The basis of gestalt psychology is the belief that the whole is greater than the sum of its parts. Thus, separate elements are not summed up, but they interact, influencing each other. For, instance, it has been found that adding one positive trait to a person’s description leads to a more positive impression, and the same happens with negative traits (Hauser & Schwarz, 2018). Thus, there are more influential “central” and less significant “peripheral” traits. Nevertheless, recently a third theory has been developed, which can be called a refined version of the gestalt model. According to this theory, certain elements take on more or less weight, depending on the context of the interaction, thus, many factors influence impression formation (Singh, 2020).

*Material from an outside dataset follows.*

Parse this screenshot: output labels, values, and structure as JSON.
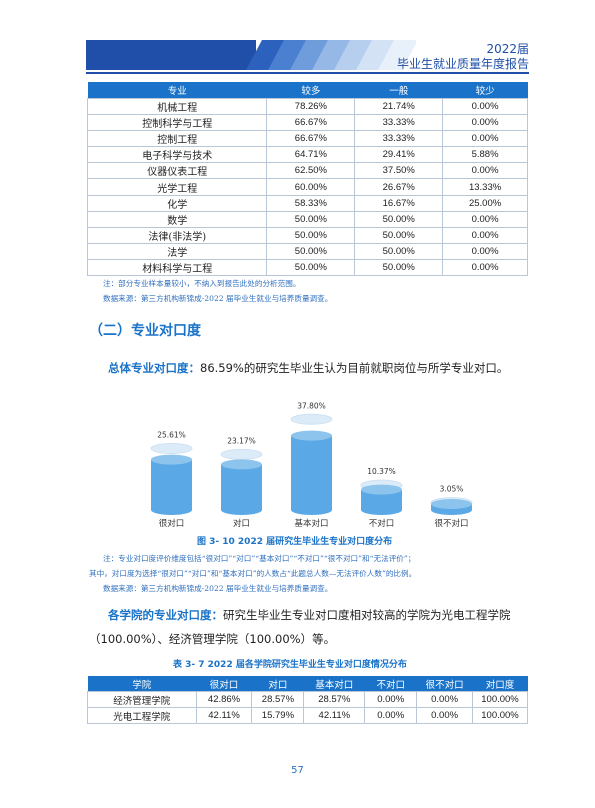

The main difference between Gestalt theory and its refined version is the way of forming a complete impression. The first assumes that traits are first summed up and then interpreted as a whole. According to the second, on the contrary, each trait is interpreted depending on the context and then added to the interpretation of the remaining characteristics. For example, if the person is described as attractive, sincere, honest, armed, and dangerous, the last two elements are likely to be more influential (Singh, 2020). In this way, the disadvantage of Gestalt theory is that it does not take into account the context of the interaction, which can change the value of traits. However, such a model explains how specific markers influence perception in general.

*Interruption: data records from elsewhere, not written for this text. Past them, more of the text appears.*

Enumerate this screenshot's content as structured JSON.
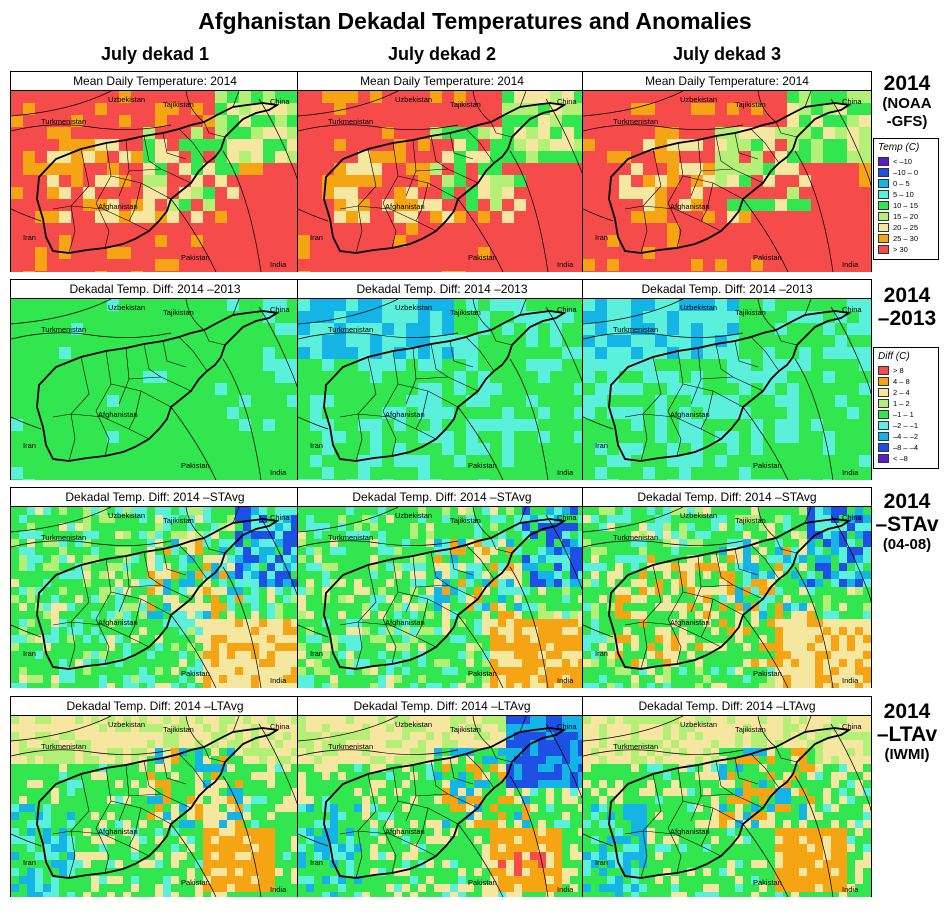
{
  "title": "Afghanistan Dekadal Temperatures and Anomalies",
  "columns": [
    "July dekad 1",
    "July dekad 2",
    "July dekad 3"
  ],
  "rows": [
    {
      "label_big": [
        "2014"
      ],
      "label_small": [
        "(NOAA",
        "-GFS)"
      ],
      "panel_title": "Mean Daily Temperature: 2014",
      "scheme": "temp"
    },
    {
      "label_big": [
        "2014",
        "–2013"
      ],
      "label_small": [],
      "panel_title": "Dekadal Temp. Diff:  2014 –2013",
      "scheme": "diff"
    },
    {
      "label_big": [
        "2014",
        "–STAv"
      ],
      "label_small": [
        "(04-08)"
      ],
      "panel_title": "Dekadal Temp. Diff:  2014 –STAvg",
      "scheme": "diff"
    },
    {
      "label_big": [
        "2014",
        "–LTAv"
      ],
      "label_small": [
        "(IWMI)"
      ],
      "panel_title": "Dekadal Temp. Diff:  2014 –LTAvg",
      "scheme": "diff"
    }
  ],
  "map_labels": {
    "uzbekistan": "Uzbekistan",
    "tajikistan": "Tajikistan",
    "china": "China",
    "turkmenistan": "Turkmenistan",
    "afghanistan": "Afghanistan",
    "iran": "Iran",
    "pakistan": "Pakistan",
    "india": "India"
  },
  "legends": {
    "temp": {
      "title": "Temp (C)",
      "entries": [
        {
          "label": "< –10",
          "color": "#5a1ec8"
        },
        {
          "label": "–10 –  0",
          "color": "#1e50e6"
        },
        {
          "label": "0 –  5",
          "color": "#14b4e6"
        },
        {
          "label": "5 – 10",
          "color": "#5af0dc"
        },
        {
          "label": "10 – 15",
          "color": "#32e650"
        },
        {
          "label": "15 – 20",
          "color": "#b4f078"
        },
        {
          "label": "20 – 25",
          "color": "#f5e6a0"
        },
        {
          "label": "25 – 30",
          "color": "#f5a514"
        },
        {
          "label": "> 30",
          "color": "#f54b4b"
        }
      ]
    },
    "diff": {
      "title": "Diff (C)",
      "entries": [
        {
          "label": "> 8",
          "color": "#f54b4b"
        },
        {
          "label": "4 – 8",
          "color": "#f5a514"
        },
        {
          "label": "2 – 4",
          "color": "#f5e6a0"
        },
        {
          "label": "1 – 2",
          "color": "#b4f078"
        },
        {
          "label": "–1 – 1",
          "color": "#32e650"
        },
        {
          "label": "–2 – –1",
          "color": "#5af0dc"
        },
        {
          "label": "–4 – –2",
          "color": "#14b4e6"
        },
        {
          "label": "–8 – –4",
          "color": "#1e50e6"
        },
        {
          "label": "< –8",
          "color": "#5a1ec8"
        }
      ]
    }
  }
}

Hampson, S. (2019). The construction of personality: An introduction (Second edition). Routledge.
Hauser, D. J., & Schwarz, N. (2018). How seemingly innocuous words can bias judgment: Semantic prosody and impression formation. Journal of experimental social psychology, 75, 11-18.
LearnPsychology (2020). Impression Formation | LearnPsychology [Video]. YouTube. Web.
Singh, A. (2020). Social psychology. PHI Learning Private Limited.